Another 34 companies were added to the existing 94 program partners at today’s event. They include Goodwill Industries, Safeway, Volt Workforce Solutions and others in industries ranging from data processing to real estate to banks, as well as the military services themselves.
“Our military spouses are not asking to be treated differently or as a special population,” Rooney said. “They just want to be treated fairly and on a level playing field.”
Because of increased DOD training and mentoring programs, she said, “Our spouses are more job-ready and competitive than at any other time in history.”
They also are well-educated: 85 percent have some college, 25 percent have bachelor’s degrees, and 10 percent have post-graduate degrees, she said.
Rooney and others spoke of the marketable experiences of spouses who regularly manage household moves, as well as their adaptability and other qualities desired in the workplace.
“Believe me, when you’ve got a tough road ahead, when you have unforeseen obstacles, you want a military spouse on your team,” she said.
Mary Winnefeld, wife of Navy Adm. James A. Winnefeld Jr., vice chairman of the Joint Chiefs of Staff, said she was fortunate to maintain her career through 17 years as a Navy wife, partly by having a supportive manager at SAIC that allowed her to relocate with the company multiple times.
Even then, Winnefeld said, there are sacrifices. “Maybe I didn’t always follow my career path, but I took part in profit sharing and retirement benefits,” she said.
Robert L. Gordon III, deputy assistant secretary of defense for military community and family policy, said the public-private partnership is “increasing quality career opportunities for our spouses” with the understanding from employers that spouses must relocate every two to three years.
“It is our hope that these jobs will travel with them around the nation and the world in the years ahead,” he said.
In a conference call with reporters earlier today, Dr.
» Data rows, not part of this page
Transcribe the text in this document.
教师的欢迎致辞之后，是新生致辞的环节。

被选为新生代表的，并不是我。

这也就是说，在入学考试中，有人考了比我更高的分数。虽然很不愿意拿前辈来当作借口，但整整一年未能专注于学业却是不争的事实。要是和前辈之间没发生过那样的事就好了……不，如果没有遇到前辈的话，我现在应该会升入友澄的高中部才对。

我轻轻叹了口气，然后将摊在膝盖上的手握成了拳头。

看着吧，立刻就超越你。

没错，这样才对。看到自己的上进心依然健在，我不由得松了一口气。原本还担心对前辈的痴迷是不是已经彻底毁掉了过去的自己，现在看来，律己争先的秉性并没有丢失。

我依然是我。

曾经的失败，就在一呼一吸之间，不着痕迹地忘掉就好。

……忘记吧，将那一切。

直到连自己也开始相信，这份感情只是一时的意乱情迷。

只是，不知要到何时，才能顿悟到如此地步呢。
Jill Biden, wife of Vice President Joe Biden, said she was motivated to create the program as part of her Joining Forces campaign with First Lady Michelle Obama, after the pair’s frequent trips to speak with military families. “There are two issues that come up over and over: education and employment,” she said.
Biden said she and Obama have made it a priority to help military spouses get and maintain employment. Part of that, she said, is their goal of having every state legislature adopt transfer agreements for military spouses’ professional licenses by 2014.
“If you’re looking for hard-working, dedicated employees, our military spouses are who you are looking for,” Biden said.
Gordon said the partnership is designed to give spouses broad employment opportunities and not just a job, but a career. Employer partners sign on to a memo of understanding “that we’re not just talking about jobs, we’re talking about careers,” he said.
That understanding is verified through the sponsors’ follow-up meetings, document and data collection from employers and spouses, and mentoring, Gordon said.
Also, he said, “We have a commitment that they can keep their jobs and transfer with companies.”
“If a company is not in a position for its jobs to be portable, we don’t encourage them” to become partners, Navy Capt. Brad Cooper, director of Joining Forces, said.
Spouses’ satisfaction is important to military readiness and retention, Rooney said. “We know from experience that when we invest in military spouses, we invest in the military and in the nation,” she said.